Despite improved relations between the two countries in recent years, contested claims to tiny islets, airspace and drilling rights in the Aegean Sea continue to fester. The Turkish government also has repeatedly warned Greece that any move to assert its rights in the oil- and mineral-rich Aegean would constitute an act of war. (Turkey already retains an occupation force of 35,000 troops in the northern part of Cyprus, Greece’s sister state.)

As Prime Minister Antonis Samaras headed to Turkey last week on a diplomatic visit, opposition politicians pushed for a start in arms reduction talks with his counterpart, Recep Tayyip Erdogan.

“Not only is the timing right,” Dimitris Papadimoulis, a senior lawmaker of the radical left Syriza party, said, “but it is an imperative cost-saving exercise that will help release vital funds for social and health projects that have been wiped out by the crisis.”

With abundant stories of extravagant waste, corruption and fraud by military officials and contractors, Papadimoulis said, cutting defense spending would enjoy support from a national consensus bent more on “reforming than funding the armed forces.”
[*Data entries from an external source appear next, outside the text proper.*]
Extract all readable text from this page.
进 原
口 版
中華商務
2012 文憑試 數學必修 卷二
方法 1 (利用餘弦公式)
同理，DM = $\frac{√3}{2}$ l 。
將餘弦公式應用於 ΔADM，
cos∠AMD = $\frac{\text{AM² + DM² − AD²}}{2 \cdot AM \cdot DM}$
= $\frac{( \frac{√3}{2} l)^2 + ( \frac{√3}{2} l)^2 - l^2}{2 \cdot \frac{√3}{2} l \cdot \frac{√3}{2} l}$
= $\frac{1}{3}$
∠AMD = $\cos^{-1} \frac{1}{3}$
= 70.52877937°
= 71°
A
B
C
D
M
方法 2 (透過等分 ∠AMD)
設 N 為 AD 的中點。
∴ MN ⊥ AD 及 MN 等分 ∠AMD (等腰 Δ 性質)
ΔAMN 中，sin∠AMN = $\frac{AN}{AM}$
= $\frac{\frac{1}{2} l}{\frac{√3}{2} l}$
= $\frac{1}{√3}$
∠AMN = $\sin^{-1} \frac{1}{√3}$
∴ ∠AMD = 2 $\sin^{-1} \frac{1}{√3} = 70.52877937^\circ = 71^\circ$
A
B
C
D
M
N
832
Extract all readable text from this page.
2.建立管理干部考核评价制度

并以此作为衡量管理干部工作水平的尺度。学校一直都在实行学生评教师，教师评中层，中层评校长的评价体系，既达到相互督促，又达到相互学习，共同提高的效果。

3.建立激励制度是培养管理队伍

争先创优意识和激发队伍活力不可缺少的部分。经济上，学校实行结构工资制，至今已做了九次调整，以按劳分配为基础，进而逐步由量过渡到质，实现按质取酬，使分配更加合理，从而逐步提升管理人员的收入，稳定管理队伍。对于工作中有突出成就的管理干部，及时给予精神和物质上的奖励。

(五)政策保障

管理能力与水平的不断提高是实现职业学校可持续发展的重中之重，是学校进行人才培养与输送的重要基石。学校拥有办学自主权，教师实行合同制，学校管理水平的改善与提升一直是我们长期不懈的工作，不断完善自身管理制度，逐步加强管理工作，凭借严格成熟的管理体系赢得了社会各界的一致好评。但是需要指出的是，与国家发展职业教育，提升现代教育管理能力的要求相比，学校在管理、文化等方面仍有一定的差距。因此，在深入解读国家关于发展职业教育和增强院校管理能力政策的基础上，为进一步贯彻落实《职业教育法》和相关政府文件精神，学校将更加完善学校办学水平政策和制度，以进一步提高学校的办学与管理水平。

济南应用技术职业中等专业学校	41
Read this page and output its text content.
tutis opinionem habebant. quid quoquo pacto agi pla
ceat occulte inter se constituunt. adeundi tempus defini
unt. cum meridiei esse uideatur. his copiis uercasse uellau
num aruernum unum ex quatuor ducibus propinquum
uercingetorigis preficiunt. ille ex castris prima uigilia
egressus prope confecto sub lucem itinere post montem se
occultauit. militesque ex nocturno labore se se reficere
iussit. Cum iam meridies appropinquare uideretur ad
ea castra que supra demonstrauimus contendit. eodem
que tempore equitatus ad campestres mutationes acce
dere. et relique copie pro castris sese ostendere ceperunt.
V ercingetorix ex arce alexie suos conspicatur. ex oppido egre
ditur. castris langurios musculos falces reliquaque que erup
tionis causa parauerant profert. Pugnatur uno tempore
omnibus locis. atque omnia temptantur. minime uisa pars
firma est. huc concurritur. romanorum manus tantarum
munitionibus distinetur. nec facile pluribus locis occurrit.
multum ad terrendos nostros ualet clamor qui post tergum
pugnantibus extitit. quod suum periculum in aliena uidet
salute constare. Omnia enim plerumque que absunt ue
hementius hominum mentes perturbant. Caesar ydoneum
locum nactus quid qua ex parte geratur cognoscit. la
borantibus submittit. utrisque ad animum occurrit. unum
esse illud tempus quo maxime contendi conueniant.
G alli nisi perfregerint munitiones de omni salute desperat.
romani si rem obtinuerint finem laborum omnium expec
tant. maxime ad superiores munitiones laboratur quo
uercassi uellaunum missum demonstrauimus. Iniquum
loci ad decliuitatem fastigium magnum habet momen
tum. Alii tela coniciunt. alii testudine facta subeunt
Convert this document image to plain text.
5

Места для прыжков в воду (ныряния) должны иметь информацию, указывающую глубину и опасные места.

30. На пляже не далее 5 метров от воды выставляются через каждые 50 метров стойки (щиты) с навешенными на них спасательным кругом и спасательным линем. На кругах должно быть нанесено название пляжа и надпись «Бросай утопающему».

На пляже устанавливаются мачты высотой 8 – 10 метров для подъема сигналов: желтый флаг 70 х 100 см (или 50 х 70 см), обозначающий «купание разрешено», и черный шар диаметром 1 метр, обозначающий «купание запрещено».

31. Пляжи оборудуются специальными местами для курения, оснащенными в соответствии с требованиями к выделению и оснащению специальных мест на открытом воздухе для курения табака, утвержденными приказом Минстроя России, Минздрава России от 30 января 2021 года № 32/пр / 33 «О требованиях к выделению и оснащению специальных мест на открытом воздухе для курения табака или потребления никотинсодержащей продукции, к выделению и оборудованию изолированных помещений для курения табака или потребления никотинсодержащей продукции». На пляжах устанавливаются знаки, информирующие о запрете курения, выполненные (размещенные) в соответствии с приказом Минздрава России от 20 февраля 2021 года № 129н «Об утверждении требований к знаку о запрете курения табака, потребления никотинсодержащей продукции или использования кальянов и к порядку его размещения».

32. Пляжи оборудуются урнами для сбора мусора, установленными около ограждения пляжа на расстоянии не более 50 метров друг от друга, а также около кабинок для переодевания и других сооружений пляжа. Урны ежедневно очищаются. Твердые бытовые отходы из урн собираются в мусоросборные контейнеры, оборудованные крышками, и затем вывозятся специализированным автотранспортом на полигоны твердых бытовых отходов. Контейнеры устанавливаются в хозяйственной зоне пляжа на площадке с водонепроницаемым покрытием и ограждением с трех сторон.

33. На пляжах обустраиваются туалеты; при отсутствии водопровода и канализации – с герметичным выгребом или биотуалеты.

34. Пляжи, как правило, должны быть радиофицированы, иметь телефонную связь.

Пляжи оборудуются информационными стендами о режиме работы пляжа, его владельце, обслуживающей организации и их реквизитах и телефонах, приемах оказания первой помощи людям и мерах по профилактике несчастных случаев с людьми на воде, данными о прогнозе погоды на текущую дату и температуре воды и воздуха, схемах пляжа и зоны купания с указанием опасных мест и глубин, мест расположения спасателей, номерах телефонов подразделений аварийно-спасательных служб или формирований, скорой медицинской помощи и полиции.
Lawmakers, however, worry that additional cutbacks will ramp up support for Golden Dawn, a far-right party whose militaristic rhetoric has prospered during the lingering economic crisis.

Last month, talks among officials on trimming military spending took an unnerving turn when a retired brigadier warned that the military brass and personnel were so “angered by sweeping spending cuts” that they were “dead-set on voting for Golden Dawn” in future elections, according to an officer present at the meeting.

No defense analyst in Greece, however, fears a return to military rule. A seven-year military dictatorship was toppled in 1974.

“The government’s job is to balance the budget and get Greece out of its trenches, not play vote-grabbing games to win political influence,” Papadimoulis said. “If it can’t do the job, it should resign. Otherwise it becomes a dangerous liability.”

Carassava is a special correspondent.